Operating profits for the eight vendors I track increased at a compounded 25% over three years. As with revenues, the growth is concentrated. The following chart shows operating profit growth across three time frames: three year compounded, year/year and sequential. Loss-making vendors are excluded from this chart.
Looking at individual performance, the following chart shows how each vendor performed over time:
The mobile industry has historically been unforgiving. Companies that fall into unprofitability tend to stay there or exit/merge. This has claimed many: Ericsson, Siemens, Alcatel, BenQ, Palm, Sony, Toshiba, Handspring, NEC, Hitachi, Casio.
LG, MMI and Sony Ericsson are all in the same precarious situation. We’ll have to watch carefully whether a recovery is possible for any of them and whether Nokia will reach the same rocky position.
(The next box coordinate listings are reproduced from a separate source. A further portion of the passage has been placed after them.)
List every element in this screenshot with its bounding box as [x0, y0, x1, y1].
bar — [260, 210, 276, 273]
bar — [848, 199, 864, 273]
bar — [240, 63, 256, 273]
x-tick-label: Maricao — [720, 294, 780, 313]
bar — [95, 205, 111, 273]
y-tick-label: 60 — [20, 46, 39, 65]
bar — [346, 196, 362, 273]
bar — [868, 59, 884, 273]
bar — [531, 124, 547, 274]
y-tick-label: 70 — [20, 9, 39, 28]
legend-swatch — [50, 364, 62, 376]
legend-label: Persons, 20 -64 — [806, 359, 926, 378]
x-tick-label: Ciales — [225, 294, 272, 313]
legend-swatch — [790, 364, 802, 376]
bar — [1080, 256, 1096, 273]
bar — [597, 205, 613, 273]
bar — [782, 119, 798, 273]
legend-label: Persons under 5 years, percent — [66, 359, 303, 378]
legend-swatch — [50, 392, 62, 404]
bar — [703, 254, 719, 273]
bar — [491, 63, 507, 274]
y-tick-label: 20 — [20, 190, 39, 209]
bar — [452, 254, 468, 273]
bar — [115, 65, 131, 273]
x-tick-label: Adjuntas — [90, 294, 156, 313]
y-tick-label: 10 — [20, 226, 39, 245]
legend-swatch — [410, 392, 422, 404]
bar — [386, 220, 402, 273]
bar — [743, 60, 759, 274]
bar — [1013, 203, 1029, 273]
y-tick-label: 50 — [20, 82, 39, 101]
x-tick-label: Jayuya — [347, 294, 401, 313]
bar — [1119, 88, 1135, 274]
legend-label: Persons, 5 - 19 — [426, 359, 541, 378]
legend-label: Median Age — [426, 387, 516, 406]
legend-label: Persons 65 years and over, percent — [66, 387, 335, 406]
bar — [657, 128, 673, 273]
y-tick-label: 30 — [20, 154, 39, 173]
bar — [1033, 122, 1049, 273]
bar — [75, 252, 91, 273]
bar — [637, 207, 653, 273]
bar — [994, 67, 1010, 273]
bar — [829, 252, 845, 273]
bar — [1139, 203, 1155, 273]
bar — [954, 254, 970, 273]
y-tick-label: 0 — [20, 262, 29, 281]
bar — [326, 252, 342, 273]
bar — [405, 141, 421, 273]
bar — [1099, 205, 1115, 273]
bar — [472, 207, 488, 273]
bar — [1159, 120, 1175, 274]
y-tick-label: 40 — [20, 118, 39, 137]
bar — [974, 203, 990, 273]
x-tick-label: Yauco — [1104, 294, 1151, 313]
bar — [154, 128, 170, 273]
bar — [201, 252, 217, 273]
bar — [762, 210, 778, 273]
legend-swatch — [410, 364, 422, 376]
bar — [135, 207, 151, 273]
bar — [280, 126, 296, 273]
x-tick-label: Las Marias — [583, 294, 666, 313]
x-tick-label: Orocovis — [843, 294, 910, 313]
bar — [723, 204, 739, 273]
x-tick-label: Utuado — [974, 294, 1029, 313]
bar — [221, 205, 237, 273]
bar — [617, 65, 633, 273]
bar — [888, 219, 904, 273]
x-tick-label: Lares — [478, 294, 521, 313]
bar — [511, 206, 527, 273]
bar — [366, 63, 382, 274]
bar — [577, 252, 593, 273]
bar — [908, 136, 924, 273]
Looking at operating profit shares, the picture is plain to see. While RIM, Samsung and HTC have maintained profit share, between 2007 and now, profit share has mostly shifted from Nokia to Apple.
But this does not tell the whole story. Here are the absolute amounts of operating profit from mobile phones. Exactly three years ago Nokia was earning 47% profit share or $2.35 billion. This past quarter Apple’s 57% was equivalent to $5.23 billion, more than twice as much.
Finally, the league table shows how Nokia has now dropped from second to fourth in the last quarter. Not only Samsung, but RIM has overtaken Nokia as well.
It’s become routine to see Apple at the top of the list of profit earners from mobile phones.